O Expresso na Perifa, em parceria com a TAG Revista, conversou com Deize sobre o lançamento do disco e sua carreira. Confira:
Quem é Deize Tigrona, hoje, após todos esses anos?
DT: Eu me sinto a mesma desde o início da minha carreira. Óbvio que com mais conhecimento, mais responsabilidade e entendendo realmente os os parâmetros e as planilhas em relação ao mundo das plataformas hoje. Eu realmente tenho essa visão ampla do que é a arte hoje, por conhecer também outros artistas e entender que esses outros artistas, que eu gosto, que eu sou fã, me conhecem, já ouviram falar de mim e ficam surpresos com a minha presença e com o meu vocal. Então me sinto mais evoluída hoje, porque é isso, não tinha como não evoluir. A gente está vivo e realmente quer viver da arte, transformar a vida para melhor e, no meu caso, querendo uma arte melhor, não para mim mas para quem me ouve.
Como surgiu o “Não Tem Rolê Tranquilo”?
DT: Então, o “Não Tem Rolê Tranquilo” veio de uma necessidade, de ouvir de produtoras que eu não tinha uma setlist para festivais.

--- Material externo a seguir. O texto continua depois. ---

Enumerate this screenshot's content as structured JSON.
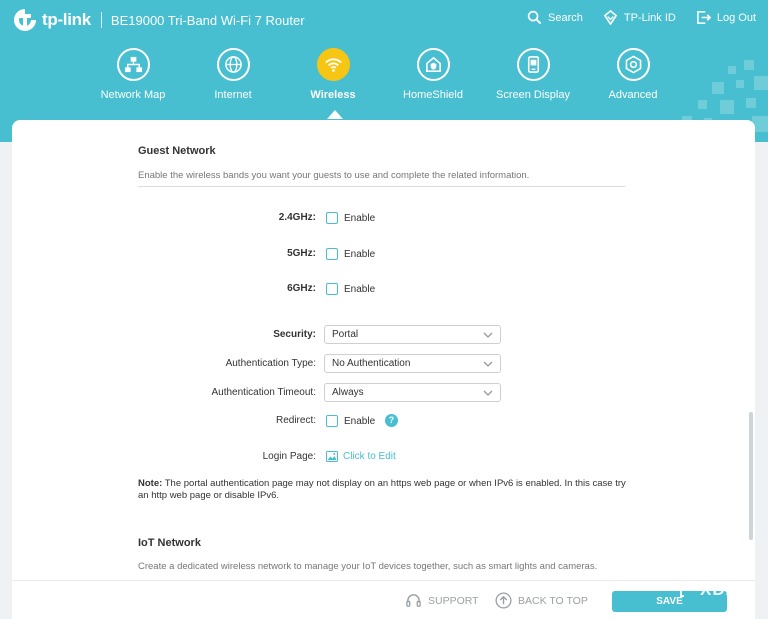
{
  "header": {
    "brand": "tp-link",
    "router_title": "BE19000 Tri-Band Wi-Fi 7 Router",
    "links": [
      {
        "label": "Search",
        "icon": "search-icon"
      },
      {
        "label": "TP-Link ID",
        "icon": "tplink-id-icon"
      },
      {
        "label": "Log Out",
        "icon": "logout-icon"
      }
    ],
    "colors": {
      "primary": "#47bfd0",
      "active": "#f7c615"
    }
  },
  "nav": {
    "active": "Wireless",
    "items": [
      {
        "label": "Network Map",
        "icon": "network-map-icon"
      },
      {
        "label": "Internet",
        "icon": "globe-icon"
      },
      {
        "label": "Wireless",
        "icon": "wifi-icon"
      },
      {
        "label": "HomeShield",
        "icon": "homeshield-icon"
      },
      {
        "label": "Screen Display",
        "icon": "screen-display-icon"
      },
      {
        "label": "Advanced",
        "icon": "gear-icon"
      }
    ]
  },
  "guest": {
    "title": "Guest Network",
    "description": "Enable the wireless bands you want your guests to use and complete the related information.",
    "bands": [
      {
        "label": "2.4GHz:",
        "option": "Enable",
        "checked": false
      },
      {
        "label": "5GHz:",
        "option": "Enable",
        "checked": false
      },
      {
        "label": "6GHz:",
        "option": "Enable",
        "checked": false
      }
    ],
    "security": {
      "label": "Security:",
      "value": "Portal"
    },
    "auth_type": {
      "label": "Authentication Type:",
      "value": "No Authentication"
    },
    "auth_timeout": {
      "label": "Authentication Timeout:",
      "value": "Always"
    },
    "redirect": {
      "label": "Redirect:",
      "option": "Enable",
      "checked": false,
      "help": "?"
    },
    "login_page": {
      "label": "Login Page:",
      "link": "Click to Edit"
    },
    "note_label": "Note:",
    "note_text": " The portal authentication page may not display on an https web page or when IPv6 is enabled. In this case try an http web page or disable IPv6."
  },
  "iot": {
    "title": "IoT Network",
    "description": "Create a dedicated wireless network to manage your IoT devices together, such as smart lights and cameras."
  },
  "footer": {
    "support": "SUPPORT",
    "back_to_top": "BACK TO TOP",
    "save": "SAVE"
  },
  "watermark": "XDA"
}
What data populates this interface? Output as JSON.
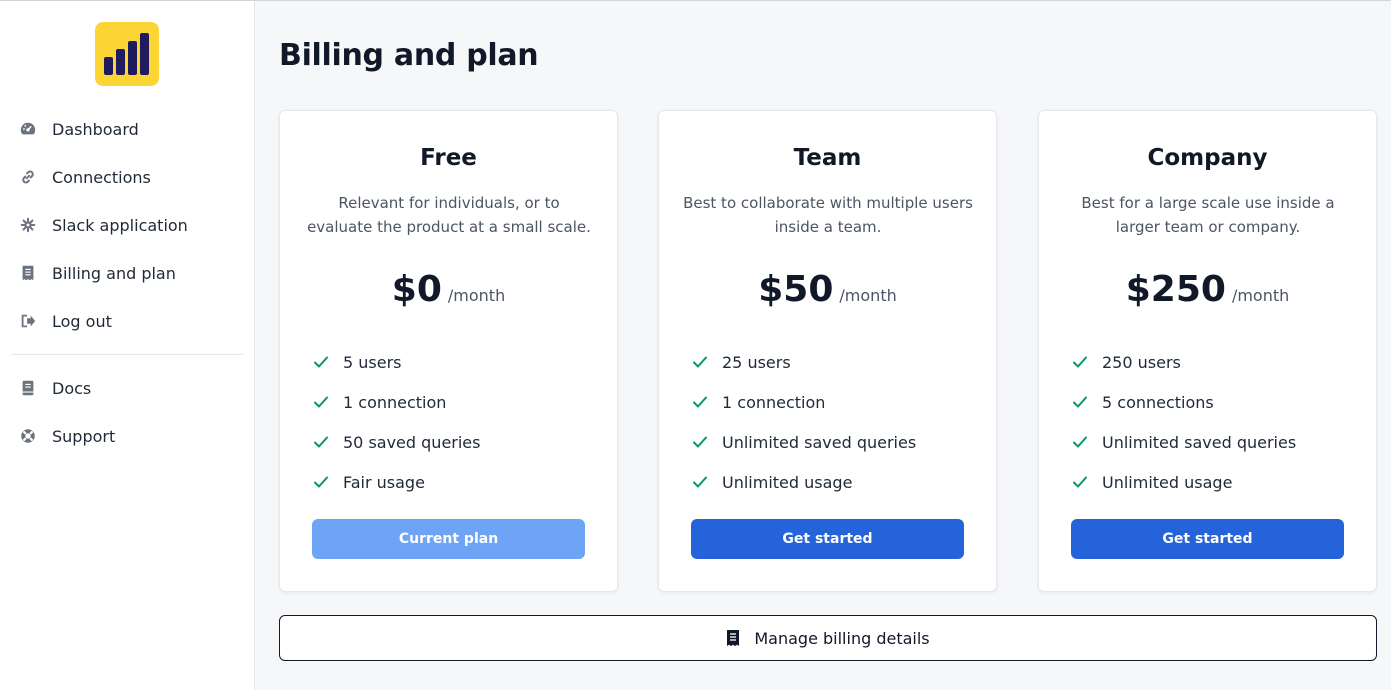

Como eu sempre escrevo, sempre estou evoluindo minhas escritas, não seria um problema parar para estudar, buscar melodias, fazer uma coisa que realmente cause impacto não só nos meus fãs, mas em mim. Primeiro, eu queria lançar um EP em 2023, com três faixas, especial para o Dia dos Namorados. Dessas faixas, uma está no álbum, que é “Prazer Sou Eu”, mas as outras duas estão aqui, no papel e na mente. Por conta da turnê na Europa, não consegui lançar o EP, mas ainda na turnê eu escrevi “Massagem”. Voltando, escrevi “Não Tem Rolê Tranquilo”, depois “25 de Abril”, que foi inspirada numa situação depois de uma festa do São Paulo Fashion Week. Um amigo meu, Juninho, falou de Boogarins. Veio “LSD”, que LARINHX escreveu, também colocamos a música com Iasmim Turbininha, “Vilão”. O álbum levou mais ou menos um ano para ser construído. Levou esse tempo, para convidar a galera para a produção musical, que foi uma questão de honra para mim, porque queria manter esse foco em quem eu gosto. E eu não acredito, até hoje, que a gente lançou o álbum. Porque pra gente que é independente é na raça, realmente não teve rolê tranquilo. Ainda estou em êxtase, estou comemorando.
Ser uma artista independente no Brasil não é algo fácil. Pode falar mais sobre como é para você?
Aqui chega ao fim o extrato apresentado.